Ajaero told journalists that the meeting with the president was never meant to cancel the protest.
“The meeting with the president yesterday never meant we cancelled the protest. We never spoke to the press on the cancellation of the protest.
“NLC is an organisation that has its own channels of communication. We never released any information that the protest was cancelled.”
Ajaero pointed out that none of its protest letters had been responded to by the presidency.
He explained that NLC had written multiple letters to the President since 17 June regarding the state of physical, food and financial security in the country.

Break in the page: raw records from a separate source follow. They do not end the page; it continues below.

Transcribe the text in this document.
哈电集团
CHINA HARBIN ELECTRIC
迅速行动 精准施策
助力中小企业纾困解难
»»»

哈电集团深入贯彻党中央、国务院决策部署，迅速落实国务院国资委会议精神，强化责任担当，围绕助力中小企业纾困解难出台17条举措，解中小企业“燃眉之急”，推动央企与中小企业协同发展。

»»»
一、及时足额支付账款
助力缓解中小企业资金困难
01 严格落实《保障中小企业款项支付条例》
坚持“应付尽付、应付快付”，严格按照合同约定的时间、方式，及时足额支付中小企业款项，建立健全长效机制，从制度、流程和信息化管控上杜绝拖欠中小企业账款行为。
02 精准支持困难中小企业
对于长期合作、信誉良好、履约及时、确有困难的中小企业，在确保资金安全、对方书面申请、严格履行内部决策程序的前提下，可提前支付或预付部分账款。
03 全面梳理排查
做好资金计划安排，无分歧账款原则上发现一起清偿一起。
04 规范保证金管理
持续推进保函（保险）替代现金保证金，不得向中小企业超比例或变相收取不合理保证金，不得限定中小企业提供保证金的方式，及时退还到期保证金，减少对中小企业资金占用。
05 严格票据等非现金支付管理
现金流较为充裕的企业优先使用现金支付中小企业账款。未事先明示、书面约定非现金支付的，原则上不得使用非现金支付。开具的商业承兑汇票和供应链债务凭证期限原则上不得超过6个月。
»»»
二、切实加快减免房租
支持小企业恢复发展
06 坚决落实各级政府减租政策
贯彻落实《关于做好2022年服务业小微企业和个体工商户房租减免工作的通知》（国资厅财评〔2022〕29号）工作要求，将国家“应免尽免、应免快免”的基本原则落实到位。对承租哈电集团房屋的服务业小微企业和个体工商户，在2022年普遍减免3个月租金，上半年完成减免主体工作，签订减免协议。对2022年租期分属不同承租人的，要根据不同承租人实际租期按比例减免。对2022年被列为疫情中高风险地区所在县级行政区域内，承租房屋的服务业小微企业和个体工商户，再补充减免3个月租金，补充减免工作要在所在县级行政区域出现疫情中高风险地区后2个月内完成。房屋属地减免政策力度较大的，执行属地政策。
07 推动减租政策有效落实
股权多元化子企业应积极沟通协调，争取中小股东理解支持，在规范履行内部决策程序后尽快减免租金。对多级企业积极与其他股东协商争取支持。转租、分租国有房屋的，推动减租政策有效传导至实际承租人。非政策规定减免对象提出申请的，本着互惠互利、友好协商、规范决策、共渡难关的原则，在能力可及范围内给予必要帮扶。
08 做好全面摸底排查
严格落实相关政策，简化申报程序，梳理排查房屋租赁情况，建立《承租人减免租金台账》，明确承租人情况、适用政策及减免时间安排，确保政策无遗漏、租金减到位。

“It took this issue of action basically to protest and to listen to the physical and financial insecurity the workers are facing and yesterday. Through the governors forum and the progressive governors forum, we were able to secure a meeting with the president and we listed all the issues including the crisis in the academic institutions,” he added.
In Enugu, Gombe, and Kebbi workers condemned Nigeria’s worsening insecurity, warning that schools, markets, farms, and even political offices are no longer safe, and accusing the government of failing in its primary duty to protect lives and property.
In Enugu, the NLC State Chairman, Fabian Nwigbo, led workers through major roads of the metropolis, chanting solidarity songs and wielding placards with slogans such as “Nigeria is bleeding,” “End terrorism, banditry and kidnapping now,” and “Poverty fuels insecurity—create jobs, support local industries.”
Addressing the crowd, Nwigbo painted a grim picture of the nation’s security situation:
“The environment is not safe for anybody in Nigeria. Our school children are not safe, teachers are not safe, workers are not safe, farmers are not safe, travellers are not safe. Nobody is safe anywhere,” he said.